Vice Minister of Coordination with Social Movements
- In office January 2006 – January 2007
- Preceded by: none
- Succeeded by: Sacha Llorenti

Personal details
- Born: 3 July 1965 (age 60)
- Occupation: Sociologist and economist

= Alfredo Rada =

Bolivian politician

Alfredo Rada Vélez, is a former Bolivian government official previously affiliated with the Center for Juridical Studies and Social Investigation (CEJIS). He was appointed as Vice Minister of Coordination with Social Movements in January 2006, and elevated to Minister of Government (or Interior Minister) in January 2007.

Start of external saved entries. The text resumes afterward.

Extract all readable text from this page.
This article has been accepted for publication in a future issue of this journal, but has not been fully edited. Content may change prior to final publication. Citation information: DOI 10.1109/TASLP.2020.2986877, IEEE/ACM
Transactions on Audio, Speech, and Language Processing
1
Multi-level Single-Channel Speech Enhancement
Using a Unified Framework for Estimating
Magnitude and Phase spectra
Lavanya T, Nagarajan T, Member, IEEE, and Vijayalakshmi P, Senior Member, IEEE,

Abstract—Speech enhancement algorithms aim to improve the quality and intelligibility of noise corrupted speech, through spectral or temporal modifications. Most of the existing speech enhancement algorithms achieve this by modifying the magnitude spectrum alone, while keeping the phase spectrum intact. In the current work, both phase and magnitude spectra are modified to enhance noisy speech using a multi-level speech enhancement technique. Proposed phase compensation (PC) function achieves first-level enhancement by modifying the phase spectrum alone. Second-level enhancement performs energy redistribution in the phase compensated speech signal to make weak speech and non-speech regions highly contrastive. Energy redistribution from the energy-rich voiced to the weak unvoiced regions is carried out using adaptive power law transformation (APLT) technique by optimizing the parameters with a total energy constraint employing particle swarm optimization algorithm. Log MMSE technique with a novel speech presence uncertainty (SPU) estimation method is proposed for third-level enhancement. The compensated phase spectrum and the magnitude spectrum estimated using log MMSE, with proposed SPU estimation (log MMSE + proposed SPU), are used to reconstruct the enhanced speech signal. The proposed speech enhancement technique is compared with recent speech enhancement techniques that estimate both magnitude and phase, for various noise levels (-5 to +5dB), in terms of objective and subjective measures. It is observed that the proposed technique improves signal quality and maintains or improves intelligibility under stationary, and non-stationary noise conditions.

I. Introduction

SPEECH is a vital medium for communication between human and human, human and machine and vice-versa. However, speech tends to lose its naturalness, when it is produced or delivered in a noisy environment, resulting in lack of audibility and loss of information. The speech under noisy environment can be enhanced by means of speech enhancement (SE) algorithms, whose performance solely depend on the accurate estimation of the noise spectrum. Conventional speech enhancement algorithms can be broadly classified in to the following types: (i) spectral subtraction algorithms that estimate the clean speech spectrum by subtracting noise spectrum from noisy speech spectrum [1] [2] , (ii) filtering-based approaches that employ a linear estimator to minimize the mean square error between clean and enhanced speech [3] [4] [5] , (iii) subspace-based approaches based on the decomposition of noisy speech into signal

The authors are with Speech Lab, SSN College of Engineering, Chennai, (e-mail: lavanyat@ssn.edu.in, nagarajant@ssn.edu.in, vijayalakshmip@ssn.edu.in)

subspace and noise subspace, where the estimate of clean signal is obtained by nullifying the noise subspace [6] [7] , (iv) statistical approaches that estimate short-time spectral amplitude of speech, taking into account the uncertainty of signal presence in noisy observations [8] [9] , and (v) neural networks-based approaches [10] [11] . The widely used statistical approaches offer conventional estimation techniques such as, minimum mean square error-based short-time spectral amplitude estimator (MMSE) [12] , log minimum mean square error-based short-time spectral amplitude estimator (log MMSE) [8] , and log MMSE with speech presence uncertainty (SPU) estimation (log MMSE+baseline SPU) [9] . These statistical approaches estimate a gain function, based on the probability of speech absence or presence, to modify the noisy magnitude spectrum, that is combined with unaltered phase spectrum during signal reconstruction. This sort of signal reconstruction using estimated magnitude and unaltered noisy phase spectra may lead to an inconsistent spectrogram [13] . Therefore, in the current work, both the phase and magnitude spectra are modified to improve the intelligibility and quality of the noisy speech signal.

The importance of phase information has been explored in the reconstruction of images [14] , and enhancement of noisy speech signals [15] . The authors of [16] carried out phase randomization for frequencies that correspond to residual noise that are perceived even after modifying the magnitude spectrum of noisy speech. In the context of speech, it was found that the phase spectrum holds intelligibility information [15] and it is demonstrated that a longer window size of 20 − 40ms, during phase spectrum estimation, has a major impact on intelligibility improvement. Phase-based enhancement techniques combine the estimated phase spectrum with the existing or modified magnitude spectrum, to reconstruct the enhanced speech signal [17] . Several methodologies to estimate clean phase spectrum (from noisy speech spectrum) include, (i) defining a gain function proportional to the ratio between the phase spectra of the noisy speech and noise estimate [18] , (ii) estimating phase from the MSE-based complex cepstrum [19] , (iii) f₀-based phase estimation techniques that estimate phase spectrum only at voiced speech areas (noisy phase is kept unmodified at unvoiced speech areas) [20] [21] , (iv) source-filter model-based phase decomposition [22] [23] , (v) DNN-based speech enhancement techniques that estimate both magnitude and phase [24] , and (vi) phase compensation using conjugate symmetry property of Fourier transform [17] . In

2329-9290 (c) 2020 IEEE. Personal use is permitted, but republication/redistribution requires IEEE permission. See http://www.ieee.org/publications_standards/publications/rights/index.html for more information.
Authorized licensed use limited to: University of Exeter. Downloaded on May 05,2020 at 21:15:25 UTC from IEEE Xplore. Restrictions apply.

After the culmination of Evo Morales first term in December 2010, Alfredo Rada started working with the National School of Politics (Escuela Nacional de Formacion Politica) with former trotskyist Carla Esposito Guevara: “Construyendo el Cambio Revolucionario”. The National School of Politics is a grassroots organization dedicated to the discussion and debate of current issues related to Bolivia and its revolutionary process. On May 18, 2012, Alfredo Rada was sworn in as Viceministro de Gestion Institucional y Consular for the Bolivian Ministry of Foreign affairs.

After the fall of Evo Morales in 2019, Rada fled from Bolivia, due to the crimes committed in the Calancha in Sucre. He is currently out of the country.